We found excellent agreement (kappa > 0.90) between a 10-year clearance period and a clearance period of 4 years or more. However such a high agreement (kappa > 0.90) may be related to the high prevalence of cases in our database [
13]. For this reason, we continued our analysis by retrograde survival function. This method showed that five years is an appropriate duration for a clearance period and the observed risk of being a repeated case remained constant thereafter.
The accuracy of our incidence estimation may also be affected by validity of diagnosis codes recorded in administrative databases and time. Canadian studies on administrative data showed that there is a good agreement between recorded cases in administrative databases and self-reported disease [
11,
18]. To evaluate the effect of the cohort of index time (2002 in our study) on the chance of being a preceding case, we evaluated reproducibility of a 10-year vs. 5-year clearance period for different index years including 1999, 2000. We found kappa > 0.90 in all cases (data not shown).
We also evaluated the consistency of a five-year clearance period when different selection criteria were used.

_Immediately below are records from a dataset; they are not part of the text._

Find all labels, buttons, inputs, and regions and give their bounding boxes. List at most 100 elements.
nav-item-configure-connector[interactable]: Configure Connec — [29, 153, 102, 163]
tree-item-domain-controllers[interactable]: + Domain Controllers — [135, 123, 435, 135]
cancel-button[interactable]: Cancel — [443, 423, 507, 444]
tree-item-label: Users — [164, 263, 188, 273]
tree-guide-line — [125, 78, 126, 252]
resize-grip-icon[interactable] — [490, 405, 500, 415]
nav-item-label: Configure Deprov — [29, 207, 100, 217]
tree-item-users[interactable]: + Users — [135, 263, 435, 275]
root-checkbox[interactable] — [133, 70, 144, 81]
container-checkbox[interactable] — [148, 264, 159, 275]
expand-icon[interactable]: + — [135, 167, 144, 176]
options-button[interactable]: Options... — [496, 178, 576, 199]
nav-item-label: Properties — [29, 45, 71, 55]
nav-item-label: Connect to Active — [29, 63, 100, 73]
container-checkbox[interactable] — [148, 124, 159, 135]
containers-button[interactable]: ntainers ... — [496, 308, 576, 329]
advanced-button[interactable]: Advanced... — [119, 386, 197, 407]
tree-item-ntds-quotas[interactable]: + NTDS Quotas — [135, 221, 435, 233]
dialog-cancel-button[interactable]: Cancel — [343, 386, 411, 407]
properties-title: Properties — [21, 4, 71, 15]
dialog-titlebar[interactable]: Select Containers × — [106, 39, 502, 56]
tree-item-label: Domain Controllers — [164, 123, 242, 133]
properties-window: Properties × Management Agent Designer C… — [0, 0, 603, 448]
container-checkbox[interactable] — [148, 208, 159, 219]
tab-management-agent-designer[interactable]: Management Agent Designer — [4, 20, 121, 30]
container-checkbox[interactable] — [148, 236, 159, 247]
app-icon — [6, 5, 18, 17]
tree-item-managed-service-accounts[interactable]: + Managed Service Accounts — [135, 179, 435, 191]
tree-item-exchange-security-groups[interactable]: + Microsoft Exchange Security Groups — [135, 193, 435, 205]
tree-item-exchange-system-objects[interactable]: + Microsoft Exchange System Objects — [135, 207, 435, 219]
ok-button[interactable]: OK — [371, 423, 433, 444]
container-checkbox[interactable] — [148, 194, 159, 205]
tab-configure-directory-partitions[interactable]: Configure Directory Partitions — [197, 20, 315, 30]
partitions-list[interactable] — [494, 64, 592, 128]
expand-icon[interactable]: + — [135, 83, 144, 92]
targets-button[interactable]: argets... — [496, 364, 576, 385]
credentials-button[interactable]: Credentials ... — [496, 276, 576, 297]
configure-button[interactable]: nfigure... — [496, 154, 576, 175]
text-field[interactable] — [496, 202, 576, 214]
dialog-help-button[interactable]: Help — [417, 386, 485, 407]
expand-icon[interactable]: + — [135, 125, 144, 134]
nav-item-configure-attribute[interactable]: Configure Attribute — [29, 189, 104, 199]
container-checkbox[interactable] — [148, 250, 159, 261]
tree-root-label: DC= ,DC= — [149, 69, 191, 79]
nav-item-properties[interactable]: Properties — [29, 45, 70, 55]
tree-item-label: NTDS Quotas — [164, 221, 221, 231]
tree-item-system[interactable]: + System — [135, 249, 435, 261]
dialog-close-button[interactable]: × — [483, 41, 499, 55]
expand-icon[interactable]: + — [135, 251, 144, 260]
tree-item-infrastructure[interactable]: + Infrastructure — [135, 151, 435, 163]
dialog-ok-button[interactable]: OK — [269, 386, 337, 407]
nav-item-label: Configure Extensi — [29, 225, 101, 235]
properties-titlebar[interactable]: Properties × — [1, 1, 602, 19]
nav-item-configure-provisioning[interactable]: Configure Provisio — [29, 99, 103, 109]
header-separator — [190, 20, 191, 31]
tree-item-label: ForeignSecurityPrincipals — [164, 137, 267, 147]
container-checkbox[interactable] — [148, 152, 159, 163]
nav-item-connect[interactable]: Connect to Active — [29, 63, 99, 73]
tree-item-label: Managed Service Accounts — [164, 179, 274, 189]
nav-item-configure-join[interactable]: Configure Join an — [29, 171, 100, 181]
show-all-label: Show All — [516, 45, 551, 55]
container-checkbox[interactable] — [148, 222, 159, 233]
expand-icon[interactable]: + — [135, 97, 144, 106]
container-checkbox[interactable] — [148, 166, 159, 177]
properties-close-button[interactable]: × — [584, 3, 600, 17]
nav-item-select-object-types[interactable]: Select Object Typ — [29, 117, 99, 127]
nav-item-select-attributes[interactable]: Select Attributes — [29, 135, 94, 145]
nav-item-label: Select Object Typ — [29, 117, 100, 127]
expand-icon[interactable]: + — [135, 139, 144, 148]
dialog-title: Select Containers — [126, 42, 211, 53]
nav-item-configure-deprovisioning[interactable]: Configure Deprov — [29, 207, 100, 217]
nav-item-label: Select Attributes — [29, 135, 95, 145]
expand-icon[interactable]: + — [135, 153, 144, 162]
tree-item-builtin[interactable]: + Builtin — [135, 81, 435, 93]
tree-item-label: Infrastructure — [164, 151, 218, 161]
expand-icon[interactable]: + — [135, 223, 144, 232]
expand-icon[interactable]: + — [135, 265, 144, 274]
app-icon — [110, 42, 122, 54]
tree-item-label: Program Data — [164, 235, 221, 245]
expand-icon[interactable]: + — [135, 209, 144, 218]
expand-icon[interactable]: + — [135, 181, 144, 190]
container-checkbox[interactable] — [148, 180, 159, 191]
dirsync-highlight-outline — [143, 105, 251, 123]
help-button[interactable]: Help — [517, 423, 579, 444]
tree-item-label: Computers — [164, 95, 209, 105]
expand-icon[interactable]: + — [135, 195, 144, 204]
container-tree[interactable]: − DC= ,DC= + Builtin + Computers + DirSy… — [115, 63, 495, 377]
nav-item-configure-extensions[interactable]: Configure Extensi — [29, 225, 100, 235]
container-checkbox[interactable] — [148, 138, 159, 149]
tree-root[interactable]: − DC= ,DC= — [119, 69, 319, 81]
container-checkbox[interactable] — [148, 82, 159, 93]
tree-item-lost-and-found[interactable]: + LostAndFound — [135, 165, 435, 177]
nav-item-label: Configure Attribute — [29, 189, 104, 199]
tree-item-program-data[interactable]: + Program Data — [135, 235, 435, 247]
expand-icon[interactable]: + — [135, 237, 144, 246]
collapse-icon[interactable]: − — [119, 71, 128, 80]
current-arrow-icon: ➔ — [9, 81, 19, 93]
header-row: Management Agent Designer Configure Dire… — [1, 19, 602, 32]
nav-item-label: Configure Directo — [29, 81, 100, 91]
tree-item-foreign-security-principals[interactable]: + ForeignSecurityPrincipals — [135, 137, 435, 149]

Kappa were > 0.90 between a clearance period of 10 years vs. a clearance period of 4 years or more whether one hit method or NDSS method were used.
Our study has some limitations. We used medico-administrative data to find the incident cases. This may underestimate the real incidence because most people with diabetes remain asymptomatic for years after onset of the disease and because only patients who received health care services are entered in these databases [
19,
20]. In Canada with universal insurance coverage, every encounter with the health system is recorded in medico-administrative registries. To ensure patients encountered the health services during the clearance period (of any diagnosis) we examined the 37473 incident cases of diabetes for records related to other services and only 1301 (3.5%) had no record related to another kind of service. There are three possible conditions that could result in non-detection of potential cases of diabetes during the study period:
1-People who did not need the services; 2-diabetic patients who used services for other reasons; 3-sick people who left the country.
One study in Manitoba showed the probability of 0.96 for diabetic patients to have a subsequent medical contact for the diabetes within two years [
1]. A validation study using patient records and administrative data in Ontario showed sensitivity for diabetes was 90 and 86%; for the 1- and 2-claim algorithms, specificity was 92 and 97%, respectively, and positive predictive values were 61 and 80%, negative predictive values were 99 and 98%, respectively [
6]. On the basis of Canadian census data on out-of-country and out-of-province migrations, we estimated that fewer than 5% of these patients would have migrated in or out of Quebec during the study period (details available from Statistics Canada). Therefore the missed data was unlikely to substantially affect the reported results.
In our database, it was not possible to differentiate between diabetes type 1 and type 2.
The results may not be representative for the younger populations with diabetes because patterns and temporal evolution of disease is different between diabetes type 1 and type 2 and incidence of the former is higher in young populations. Furthermore, we did not assess clearance periods of more than ten years. However the results of our retrograde survival function analyses showed stabilization of risk of being a previous case after a clearance period of 5 or more years.